A organização não governamental Médicos Sem Fronteiras, que atua no combate a pandemia em 90 países, avalia que a maior parte das 400 mil mortes por Covid-19 no Brasil teria sido evitada caso o governo Bolsonaro tivesse orientado a população a seguir medidas básicas de prevenção. Em passagem pelo Brasil, o presidente da entidade, Christos Christou, condenou a omissão de Bolsonaro na crise sanitária.
“Não posso deixar de apontar o governo federal como o responsável pela falta de qualquer mensagem consistente, de uma abordagem científica, e de uma resposta coordenada, centralizada”, afirmou o presidente da ONG, em entrevista à Folha de S. Paulo.
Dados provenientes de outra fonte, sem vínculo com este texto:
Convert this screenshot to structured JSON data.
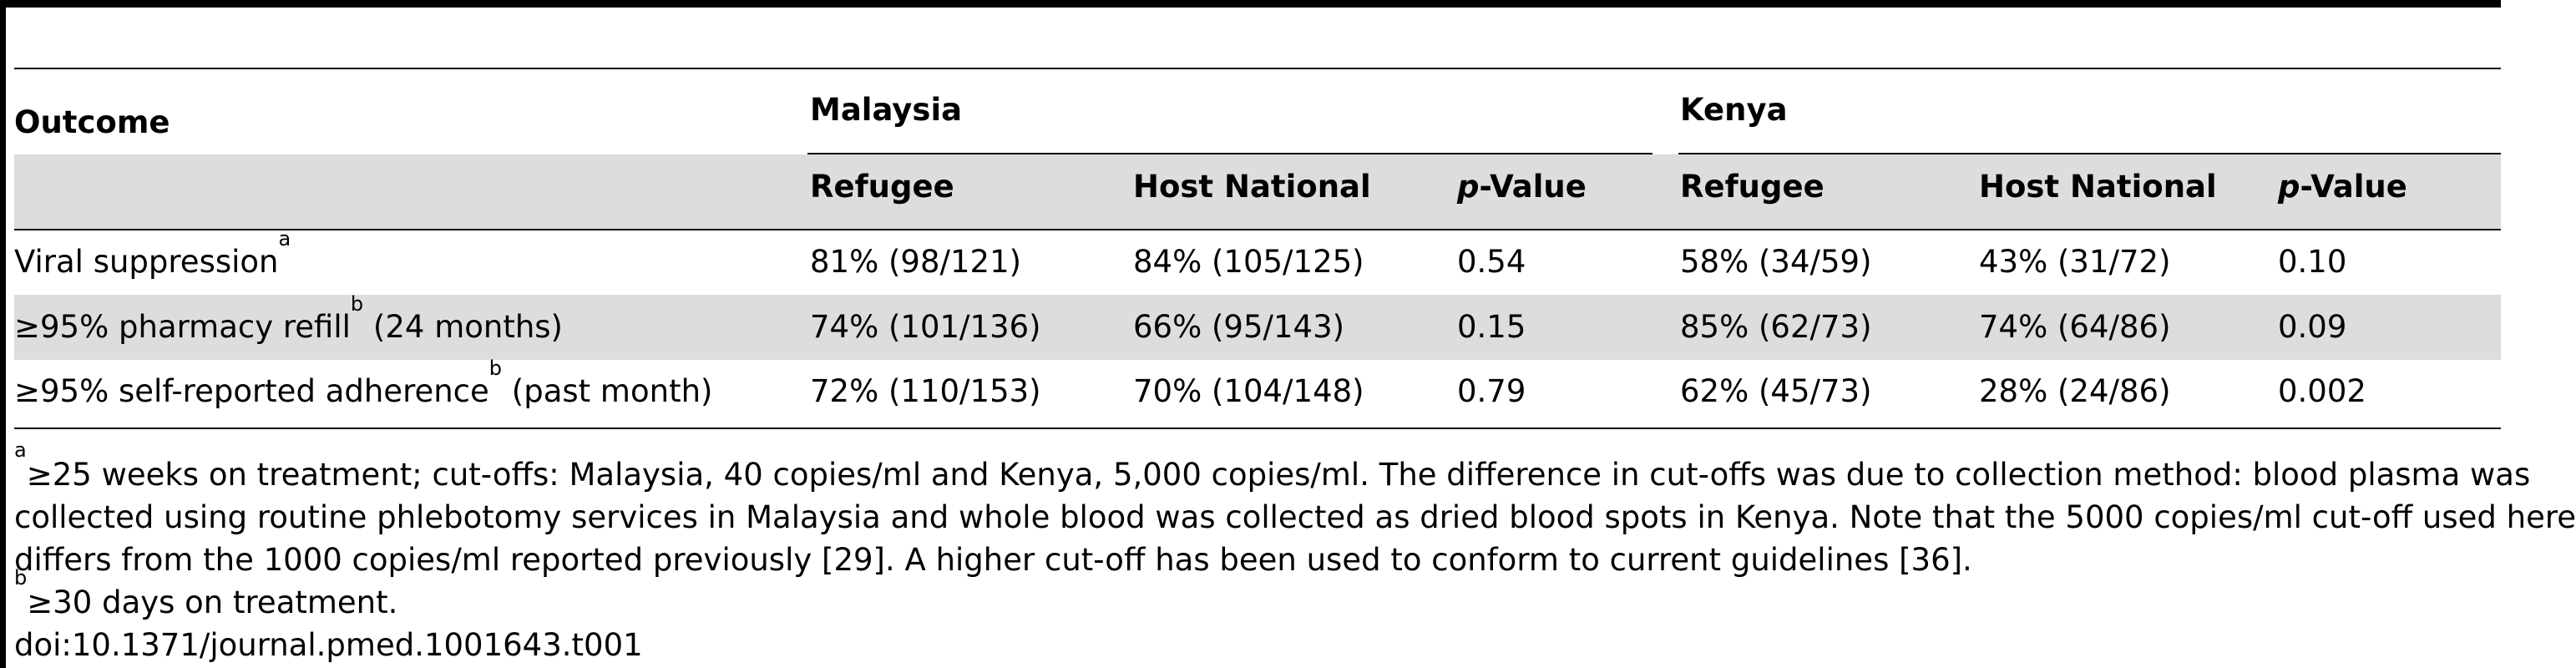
{
  "table": {
    "col_outcome": "Outcome",
    "group_malaysia": "Malaysia",
    "group_kenya": "Kenya",
    "sub_refugee": "Refugee",
    "sub_host": "Host National",
    "sub_p_italic": "p",
    "sub_p_rest": "-Value",
    "rows": [
      {
        "label_main": "Viral suppression",
        "label_sup": "a",
        "label_tail": "",
        "my_refugee": "81% (98/121)",
        "my_host": "84% (105/125)",
        "my_p": "0.54",
        "ke_refugee": "58% (34/59)",
        "ke_host": "43% (31/72)",
        "ke_p": "0.10"
      },
      {
        "label_main": "≥95% pharmacy refill",
        "label_sup": "b",
        "label_tail": " (24 months)",
        "my_refugee": "74% (101/136)",
        "my_host": "66% (95/143)",
        "my_p": "0.15",
        "ke_refugee": "85% (62/73)",
        "ke_host": "74% (64/86)",
        "ke_p": "0.09"
      },
      {
        "label_main": "≥95% self-reported adherence",
        "label_sup": "b",
        "label_tail": " (past month)",
        "my_refugee": "72% (110/153)",
        "my_host": "70% (104/148)",
        "my_p": "0.79",
        "ke_refugee": "62% (45/73)",
        "ke_host": "28% (24/86)",
        "ke_p": "0.002"
      }
    ]
  },
  "footnotes": {
    "a_sup": "a",
    "a_line1": "≥25 weeks on treatment; cut-offs: Malaysia, 40 copies/ml and Kenya, 5,000 copies/ml. The difference in cut-offs was due to collection method: blood plasma was",
    "a_line2": "collected using routine phlebotomy services in Malaysia and whole blood was collected as dried blood spots in Kenya. Note that the 5000 copies/ml cut-off used here",
    "a_line3": "differs from the 1000 copies/ml reported previously [29]. A higher cut-off has been used to conform to current guidelines [36].",
    "b_sup": "b",
    "b_line1": "≥30 days on treatment.",
    "doi": "doi:10.1371/journal.pmed.1001643.t001"
  }
}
“Posso dizer que muitas mortes e sofrimento podiam ter sido evitados no Brasil”, avaliou o médico grego. “Não consigo te dar números, obviamente existem modelos projetando, mas sabemos que poderíamos ter evitado muitas mortes, especialmente em locais onde não houve nenhuma preparação para receber um aumento de doentes muito graves”.
“Bastava fazer o básico, adotar as medidas que funcionaram em muitos lugares” ressaltou Christou. “Medidas de saúde pública, usar máscara, evitar deslocamentos desnecessários, fazer distanciamento social, usar mensagens consistentes e claras e não negar a gravidade da doença, negar a doença”.
Christou também condenou a recomendação, feita por Bolsonaro e pelo ex-ministro da Saúde Eduardo Pazuello, do chamado kit covid, que reúne medicamentos sem comprovação científica contra a Covid-19, como a cloroquina e ivermectina. O diretor afirmou que o Brasil é o único país no mundo que adotou o protocolo. Ele chamou a atenção para os riscos a quem faz uso das drogas para tratar da doença.
Kit Covid
“O kit Covid não é inofensivo”, alertou o médico. “Há pelo menos três consequências. As pessoas não apenas tomam os remédios que não têm comprovação científica contra Covid, elas tomam em excesso, tomam todos os dias, doses maiores do que as recomendadas, supostamente para fazer prevenção —e o resultado é que seus testes de funções hepáticas ficam muito alterados por causa disso”.
Christou também condenou médicos que prescrevem o uso das drogas, apontando conflitos éticos. “Os médicos que receitam esses remédios fazem mais mal do que bem a essas pessoas, e isso viola o princípio da medicina”, denunciou o diretor da ONG.
Vacinação lenta
Ele criticou a lentidão da vacinação no Brasil, afirmando ainda que a falta de uma mensagem clara na campanha de imunizações provoca desconfiança na população. “No Brasil, a taxa de vacinação é decepcionante, considerando que o país tem grande capacidade de fabricação de vacinas e o know-how de campanhas maciças de vacinação”, avaliou o médico.
“Além disso, as pessoas estão muito confusas por causa da desinformação, e, quanto mais confusas, mais elas perdem a confiança na ciência”, advertiu. “Ou seja, temos agora o nacionalismo vacinal, em que países disputam para comprar vacinas, e a hesitação vacinal, causada por desinformação sobre a eficácia e efeitos colaterais das vacinas”, lamentou.